O secretário de Estado Adjunto da Saúde, Fernando Leal da Costa, citado pelo Público, referiu a palavra "planeamento" com insistência, na sua declaração. Os 8 casos até agora verificados coincidem em tratar-se de pessoas idosas e com problemas de saúde anteriores. Contudo, ainda que em todos os oito casos se possa vir a confirmar, efectivamente, que não teriam solução, é sempre de questionar o porquê de o SNS demonstrar dificuldades em lidar com uma situação sazonal - na qual é necessário planeamento. Todos os anos há Inverno, e todos os anos é de esperar um afluxo às urgências nesta época.
No último inverno, as condições climatéricas trouxeram mais chuva e, acima de tudo, mais ondulação marítima. Os danos na costa portuguesa foram imensos, entre danos materiais e ambientais (erosão da costa). Ficaram célebres os vídeos captados ao longo de toda a costa, com o mar a invadir as praias de uma forma inaudita. Aqui no Blasting News fez-se também referência ao "tsunami da Foz" no Porto, como se lhe chamou. Mas o frio era pouco.

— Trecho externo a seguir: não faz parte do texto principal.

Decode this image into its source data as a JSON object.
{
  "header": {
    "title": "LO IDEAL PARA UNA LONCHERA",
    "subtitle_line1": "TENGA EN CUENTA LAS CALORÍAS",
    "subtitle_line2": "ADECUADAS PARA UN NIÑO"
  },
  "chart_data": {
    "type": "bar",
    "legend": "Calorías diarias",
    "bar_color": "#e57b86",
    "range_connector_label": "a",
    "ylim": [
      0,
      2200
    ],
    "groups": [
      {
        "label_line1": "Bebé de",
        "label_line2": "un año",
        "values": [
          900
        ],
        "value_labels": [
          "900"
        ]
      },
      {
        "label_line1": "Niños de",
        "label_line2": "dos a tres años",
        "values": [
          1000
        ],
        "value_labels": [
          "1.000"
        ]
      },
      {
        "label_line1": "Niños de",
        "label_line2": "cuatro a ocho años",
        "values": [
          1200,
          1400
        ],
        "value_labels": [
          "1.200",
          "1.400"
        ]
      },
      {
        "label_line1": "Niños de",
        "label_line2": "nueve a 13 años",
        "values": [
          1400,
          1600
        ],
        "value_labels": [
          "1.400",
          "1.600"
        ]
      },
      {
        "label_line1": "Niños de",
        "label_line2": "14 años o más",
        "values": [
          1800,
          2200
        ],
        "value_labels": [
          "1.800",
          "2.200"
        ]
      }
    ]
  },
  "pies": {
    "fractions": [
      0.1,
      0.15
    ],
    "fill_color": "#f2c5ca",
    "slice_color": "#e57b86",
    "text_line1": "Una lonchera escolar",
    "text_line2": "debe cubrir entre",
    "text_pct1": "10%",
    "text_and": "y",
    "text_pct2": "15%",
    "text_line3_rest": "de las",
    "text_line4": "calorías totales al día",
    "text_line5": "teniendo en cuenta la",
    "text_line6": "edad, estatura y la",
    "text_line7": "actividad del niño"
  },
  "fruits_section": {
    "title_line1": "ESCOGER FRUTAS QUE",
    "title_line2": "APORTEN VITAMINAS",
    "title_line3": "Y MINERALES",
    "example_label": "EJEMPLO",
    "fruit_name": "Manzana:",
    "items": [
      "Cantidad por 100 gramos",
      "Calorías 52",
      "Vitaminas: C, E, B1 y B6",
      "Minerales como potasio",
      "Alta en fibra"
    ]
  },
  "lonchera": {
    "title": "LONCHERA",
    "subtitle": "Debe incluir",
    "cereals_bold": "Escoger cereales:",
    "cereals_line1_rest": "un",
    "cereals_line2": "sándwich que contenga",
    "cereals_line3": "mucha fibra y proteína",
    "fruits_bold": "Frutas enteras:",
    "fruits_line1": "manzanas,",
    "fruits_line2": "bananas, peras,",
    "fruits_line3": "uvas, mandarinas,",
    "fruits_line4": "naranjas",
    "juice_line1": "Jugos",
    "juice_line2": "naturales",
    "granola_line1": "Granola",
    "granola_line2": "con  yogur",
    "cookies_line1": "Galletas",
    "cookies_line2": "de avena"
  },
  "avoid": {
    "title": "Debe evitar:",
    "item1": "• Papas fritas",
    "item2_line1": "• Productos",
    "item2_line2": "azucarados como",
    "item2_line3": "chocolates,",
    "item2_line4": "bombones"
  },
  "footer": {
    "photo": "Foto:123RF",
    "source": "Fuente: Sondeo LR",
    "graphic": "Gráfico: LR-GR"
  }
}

Este ano, e embora a ondulação marítima tenha recentemente causado 5 mortos numa embarcação de pescadores, a tragédia maior parece ser a pressão atmosférica baixa e o tempo frio. E embora as baixas temperaturas sejam efectivamente rigorosas e mais baixas que a média, será de questionar porque motivo o SNS não consegue prever uma situação deste género.


De igual forma, o Verão de 2014 revelou-se quase nulo em termos de fogos florestais. Contudo, o tempo húmido e frio foi o grande responsável; as causas dos grandes incêndios continuam a verificar-se no terreno. Iremos conseguir evitar novamente cenários dantescos no próximo Verão?